Michel prit les mains de Tania dans les siennes et lui sourit doucement :
— Tranquillisez-vous, petite fille. Je connais Volodia, il n’agit pas, il crie !
Il s’étonnait lui-même de son calme. On eût dit qu’il était heureux de cette catastrophe. Oui, c’était bien cela : il était soulagé de n’avoir plus à feindre, à mentir. Il remerciait le ciel de lui imposer une explication qu’il n’avait pas su provoquer lui-même.
— Rentrez dans la cabane, Tania, dit-il. J’attendrai Volodia. Je lui raconterai tout. Et il repartira furieux, mais renseigné.
— Promettez-moi d’être prudent, dit Tania.
— Je n’aurai même pas à être prudent.
Il suivit des yeux la jeune fille qui s’éloignait vers la cabane, entre deux haies de roses fouettées par l’averse. La calèche s’était arrêtée et Volodia courait à longues enjambées maladroites dans la direction du jardin. Michel ouvrit le portillon et barra la route à son camarade.

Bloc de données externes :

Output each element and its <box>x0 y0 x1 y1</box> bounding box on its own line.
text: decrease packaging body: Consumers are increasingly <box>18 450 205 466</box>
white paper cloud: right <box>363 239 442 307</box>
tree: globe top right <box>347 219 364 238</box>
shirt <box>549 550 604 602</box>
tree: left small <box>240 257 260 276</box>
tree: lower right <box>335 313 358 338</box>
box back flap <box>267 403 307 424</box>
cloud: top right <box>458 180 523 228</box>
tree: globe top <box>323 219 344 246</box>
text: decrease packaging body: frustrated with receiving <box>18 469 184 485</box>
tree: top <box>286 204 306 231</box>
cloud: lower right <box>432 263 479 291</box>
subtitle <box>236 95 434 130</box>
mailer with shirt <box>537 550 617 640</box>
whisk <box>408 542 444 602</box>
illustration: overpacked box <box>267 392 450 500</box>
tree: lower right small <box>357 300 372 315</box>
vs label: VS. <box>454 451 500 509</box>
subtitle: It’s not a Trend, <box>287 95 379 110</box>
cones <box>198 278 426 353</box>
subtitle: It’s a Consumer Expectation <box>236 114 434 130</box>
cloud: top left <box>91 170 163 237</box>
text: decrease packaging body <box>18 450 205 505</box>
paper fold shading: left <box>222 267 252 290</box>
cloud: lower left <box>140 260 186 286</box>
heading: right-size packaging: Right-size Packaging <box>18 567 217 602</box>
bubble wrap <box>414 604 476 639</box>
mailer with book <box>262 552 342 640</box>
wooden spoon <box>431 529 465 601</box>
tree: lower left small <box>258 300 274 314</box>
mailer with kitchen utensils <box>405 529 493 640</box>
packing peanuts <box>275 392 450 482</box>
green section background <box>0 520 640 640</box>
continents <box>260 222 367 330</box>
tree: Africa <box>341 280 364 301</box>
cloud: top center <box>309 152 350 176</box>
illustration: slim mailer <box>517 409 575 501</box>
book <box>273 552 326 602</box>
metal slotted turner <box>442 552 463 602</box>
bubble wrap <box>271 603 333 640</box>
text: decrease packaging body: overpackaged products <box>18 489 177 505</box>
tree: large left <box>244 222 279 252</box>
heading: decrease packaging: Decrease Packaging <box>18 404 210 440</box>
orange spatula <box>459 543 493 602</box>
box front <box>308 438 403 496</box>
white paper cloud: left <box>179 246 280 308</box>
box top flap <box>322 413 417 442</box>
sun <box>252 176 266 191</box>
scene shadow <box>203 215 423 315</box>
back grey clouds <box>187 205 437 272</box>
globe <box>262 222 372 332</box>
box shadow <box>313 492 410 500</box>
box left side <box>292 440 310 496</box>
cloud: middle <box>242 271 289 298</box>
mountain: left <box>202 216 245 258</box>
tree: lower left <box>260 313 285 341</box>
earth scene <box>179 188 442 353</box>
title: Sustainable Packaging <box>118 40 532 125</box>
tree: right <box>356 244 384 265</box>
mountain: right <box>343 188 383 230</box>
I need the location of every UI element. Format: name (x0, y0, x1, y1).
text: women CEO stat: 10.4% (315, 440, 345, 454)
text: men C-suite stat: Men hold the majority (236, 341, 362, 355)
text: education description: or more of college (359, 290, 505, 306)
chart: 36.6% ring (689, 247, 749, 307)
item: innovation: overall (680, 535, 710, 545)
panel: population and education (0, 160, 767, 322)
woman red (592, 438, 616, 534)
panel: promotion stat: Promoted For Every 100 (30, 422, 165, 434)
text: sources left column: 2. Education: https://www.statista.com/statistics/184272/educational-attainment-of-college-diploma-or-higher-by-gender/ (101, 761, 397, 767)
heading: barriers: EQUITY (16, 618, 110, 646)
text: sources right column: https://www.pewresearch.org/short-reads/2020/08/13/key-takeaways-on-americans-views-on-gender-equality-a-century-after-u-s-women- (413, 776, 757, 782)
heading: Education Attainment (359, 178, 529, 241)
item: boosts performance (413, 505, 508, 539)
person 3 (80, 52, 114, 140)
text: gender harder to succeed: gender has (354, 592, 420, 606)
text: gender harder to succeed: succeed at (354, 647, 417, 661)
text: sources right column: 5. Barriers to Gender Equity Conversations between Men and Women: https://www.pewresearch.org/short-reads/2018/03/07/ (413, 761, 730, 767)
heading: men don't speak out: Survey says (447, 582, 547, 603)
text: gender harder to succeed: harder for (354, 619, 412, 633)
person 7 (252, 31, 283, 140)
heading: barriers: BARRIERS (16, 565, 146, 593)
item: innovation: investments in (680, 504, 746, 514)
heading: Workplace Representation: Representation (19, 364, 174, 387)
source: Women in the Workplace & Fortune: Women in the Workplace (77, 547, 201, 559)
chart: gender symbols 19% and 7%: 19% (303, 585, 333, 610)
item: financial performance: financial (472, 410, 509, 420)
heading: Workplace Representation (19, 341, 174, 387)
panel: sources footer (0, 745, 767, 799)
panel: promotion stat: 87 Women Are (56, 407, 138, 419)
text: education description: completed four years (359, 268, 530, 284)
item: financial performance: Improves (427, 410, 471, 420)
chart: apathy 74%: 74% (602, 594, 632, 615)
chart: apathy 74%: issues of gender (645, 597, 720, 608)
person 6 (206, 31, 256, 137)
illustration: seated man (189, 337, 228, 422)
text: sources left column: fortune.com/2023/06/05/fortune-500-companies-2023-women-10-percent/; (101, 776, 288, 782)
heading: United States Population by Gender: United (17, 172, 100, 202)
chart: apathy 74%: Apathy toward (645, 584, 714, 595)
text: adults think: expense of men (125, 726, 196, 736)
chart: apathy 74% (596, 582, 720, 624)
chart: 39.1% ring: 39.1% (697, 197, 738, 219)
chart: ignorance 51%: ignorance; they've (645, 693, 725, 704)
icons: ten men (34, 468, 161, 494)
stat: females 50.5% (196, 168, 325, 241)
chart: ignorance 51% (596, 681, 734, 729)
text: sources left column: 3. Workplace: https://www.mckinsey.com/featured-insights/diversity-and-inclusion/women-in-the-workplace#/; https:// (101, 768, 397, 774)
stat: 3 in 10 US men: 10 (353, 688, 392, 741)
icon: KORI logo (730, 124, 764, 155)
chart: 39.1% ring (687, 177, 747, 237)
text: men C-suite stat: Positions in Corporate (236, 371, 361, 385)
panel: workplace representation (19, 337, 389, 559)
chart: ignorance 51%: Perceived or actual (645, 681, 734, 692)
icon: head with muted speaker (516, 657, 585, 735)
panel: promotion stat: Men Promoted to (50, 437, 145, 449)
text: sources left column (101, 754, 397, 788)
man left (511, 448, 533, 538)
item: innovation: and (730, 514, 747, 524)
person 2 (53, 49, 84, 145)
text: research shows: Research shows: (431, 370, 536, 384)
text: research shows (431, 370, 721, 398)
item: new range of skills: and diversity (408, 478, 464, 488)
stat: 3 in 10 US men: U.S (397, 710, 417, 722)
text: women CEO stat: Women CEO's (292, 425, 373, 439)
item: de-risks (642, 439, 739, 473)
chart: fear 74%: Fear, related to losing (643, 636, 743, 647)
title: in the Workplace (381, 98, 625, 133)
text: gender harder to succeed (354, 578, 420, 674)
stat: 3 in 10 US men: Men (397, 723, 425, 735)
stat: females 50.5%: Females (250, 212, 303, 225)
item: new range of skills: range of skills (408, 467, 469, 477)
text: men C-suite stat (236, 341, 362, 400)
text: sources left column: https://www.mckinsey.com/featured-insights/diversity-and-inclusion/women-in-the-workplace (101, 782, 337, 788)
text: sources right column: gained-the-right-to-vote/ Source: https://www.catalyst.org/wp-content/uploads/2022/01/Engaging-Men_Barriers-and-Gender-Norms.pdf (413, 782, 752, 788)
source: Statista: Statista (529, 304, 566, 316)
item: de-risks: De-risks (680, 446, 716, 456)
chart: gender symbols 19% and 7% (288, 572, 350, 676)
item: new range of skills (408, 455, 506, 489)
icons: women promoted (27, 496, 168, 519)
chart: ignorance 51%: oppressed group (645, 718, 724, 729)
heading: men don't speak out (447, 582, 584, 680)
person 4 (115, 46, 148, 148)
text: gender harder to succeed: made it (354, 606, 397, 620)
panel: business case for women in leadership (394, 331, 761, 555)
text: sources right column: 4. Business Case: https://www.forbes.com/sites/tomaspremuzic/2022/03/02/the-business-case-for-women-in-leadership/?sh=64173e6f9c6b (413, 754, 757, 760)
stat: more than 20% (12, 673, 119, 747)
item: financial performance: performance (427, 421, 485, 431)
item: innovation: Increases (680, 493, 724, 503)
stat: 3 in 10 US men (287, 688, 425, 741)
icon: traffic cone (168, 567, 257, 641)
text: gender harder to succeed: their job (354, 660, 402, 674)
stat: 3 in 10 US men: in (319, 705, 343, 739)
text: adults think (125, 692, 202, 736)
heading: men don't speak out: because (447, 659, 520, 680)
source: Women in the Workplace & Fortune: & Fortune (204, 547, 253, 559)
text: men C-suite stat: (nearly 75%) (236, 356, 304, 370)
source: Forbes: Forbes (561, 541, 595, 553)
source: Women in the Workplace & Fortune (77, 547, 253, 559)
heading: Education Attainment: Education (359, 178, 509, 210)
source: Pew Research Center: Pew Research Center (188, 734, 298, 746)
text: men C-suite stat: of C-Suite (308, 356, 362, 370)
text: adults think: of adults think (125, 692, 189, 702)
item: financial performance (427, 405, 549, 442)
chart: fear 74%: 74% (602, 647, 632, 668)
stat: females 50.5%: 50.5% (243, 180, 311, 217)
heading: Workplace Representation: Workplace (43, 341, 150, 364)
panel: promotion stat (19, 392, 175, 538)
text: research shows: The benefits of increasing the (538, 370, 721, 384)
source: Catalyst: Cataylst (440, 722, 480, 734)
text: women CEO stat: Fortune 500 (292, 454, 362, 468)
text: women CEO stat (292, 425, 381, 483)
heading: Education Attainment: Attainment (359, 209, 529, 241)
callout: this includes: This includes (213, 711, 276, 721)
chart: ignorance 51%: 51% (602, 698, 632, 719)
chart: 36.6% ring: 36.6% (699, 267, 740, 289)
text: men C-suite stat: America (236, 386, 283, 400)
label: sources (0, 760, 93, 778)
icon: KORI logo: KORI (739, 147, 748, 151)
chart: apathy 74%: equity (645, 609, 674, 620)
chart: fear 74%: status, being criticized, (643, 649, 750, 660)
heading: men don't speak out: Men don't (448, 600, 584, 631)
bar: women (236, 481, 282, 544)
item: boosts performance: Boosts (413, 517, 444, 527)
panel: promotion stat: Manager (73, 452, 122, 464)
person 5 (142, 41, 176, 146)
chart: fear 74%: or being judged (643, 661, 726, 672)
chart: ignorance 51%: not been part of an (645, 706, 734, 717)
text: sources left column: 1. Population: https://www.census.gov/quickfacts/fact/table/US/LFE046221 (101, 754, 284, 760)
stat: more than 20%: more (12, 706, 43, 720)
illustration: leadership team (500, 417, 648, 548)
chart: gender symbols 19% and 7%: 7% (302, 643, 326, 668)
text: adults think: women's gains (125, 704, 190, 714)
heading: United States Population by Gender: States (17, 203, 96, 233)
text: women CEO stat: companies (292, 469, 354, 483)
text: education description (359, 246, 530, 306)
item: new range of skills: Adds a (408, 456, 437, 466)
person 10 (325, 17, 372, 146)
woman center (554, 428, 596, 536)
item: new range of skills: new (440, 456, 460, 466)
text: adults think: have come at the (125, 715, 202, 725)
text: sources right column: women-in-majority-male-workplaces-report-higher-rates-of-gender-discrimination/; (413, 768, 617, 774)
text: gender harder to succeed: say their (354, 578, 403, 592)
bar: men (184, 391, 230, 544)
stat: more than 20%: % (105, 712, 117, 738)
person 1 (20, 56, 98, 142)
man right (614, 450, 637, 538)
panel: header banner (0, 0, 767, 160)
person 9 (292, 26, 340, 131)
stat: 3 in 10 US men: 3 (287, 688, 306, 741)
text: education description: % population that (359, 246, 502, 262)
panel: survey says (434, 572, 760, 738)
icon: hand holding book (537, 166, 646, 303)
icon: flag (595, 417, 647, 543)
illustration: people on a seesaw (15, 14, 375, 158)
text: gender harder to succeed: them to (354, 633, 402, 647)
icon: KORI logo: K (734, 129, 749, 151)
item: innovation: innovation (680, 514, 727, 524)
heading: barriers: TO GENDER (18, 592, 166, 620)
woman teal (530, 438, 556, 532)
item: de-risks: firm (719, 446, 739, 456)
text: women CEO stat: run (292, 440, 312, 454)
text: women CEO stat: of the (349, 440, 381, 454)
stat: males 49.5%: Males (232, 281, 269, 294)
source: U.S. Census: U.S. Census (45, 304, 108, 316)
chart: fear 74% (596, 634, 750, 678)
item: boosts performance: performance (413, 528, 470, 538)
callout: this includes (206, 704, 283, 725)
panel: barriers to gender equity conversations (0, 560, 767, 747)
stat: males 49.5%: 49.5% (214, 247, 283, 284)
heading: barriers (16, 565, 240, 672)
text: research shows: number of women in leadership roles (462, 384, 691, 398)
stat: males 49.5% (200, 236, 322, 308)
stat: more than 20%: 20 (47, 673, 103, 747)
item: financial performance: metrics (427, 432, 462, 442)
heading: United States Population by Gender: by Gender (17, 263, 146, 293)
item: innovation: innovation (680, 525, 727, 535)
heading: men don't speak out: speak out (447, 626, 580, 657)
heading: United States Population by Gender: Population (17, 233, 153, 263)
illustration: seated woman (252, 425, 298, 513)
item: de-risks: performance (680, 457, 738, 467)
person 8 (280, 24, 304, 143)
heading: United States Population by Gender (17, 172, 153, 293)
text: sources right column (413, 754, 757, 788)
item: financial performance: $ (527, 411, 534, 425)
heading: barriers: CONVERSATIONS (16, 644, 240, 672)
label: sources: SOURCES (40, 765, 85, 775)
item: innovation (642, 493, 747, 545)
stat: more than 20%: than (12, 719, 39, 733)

— C’est bien ce que je pensais ! hurla Volodia.
Il était blême, les yeux méchants, la lèvre tordue par un sourire malheureux.
— Et c’est toi, reprit-il, mon ami, mon meilleur ami que je rencontre auprès d’elle ! Je t’ai chargé d’une mission, parce que j’avais confiance en toi. Mais tu as trahi ma confiance. Tu me le paieras !
— Je n’ai pas trahi ta confiance, dit Michel avec fermeté. Je t’ai rendu les lettres que tu as adressées à Tania. Tu n’aimes plus Tania. Est-ce une raison pour que je refuse de la voir ? Je peux être ton ami et le sien. Je ne suis pas forcé de haïr ceux que tu hais et d’admirer ceux que tu admires.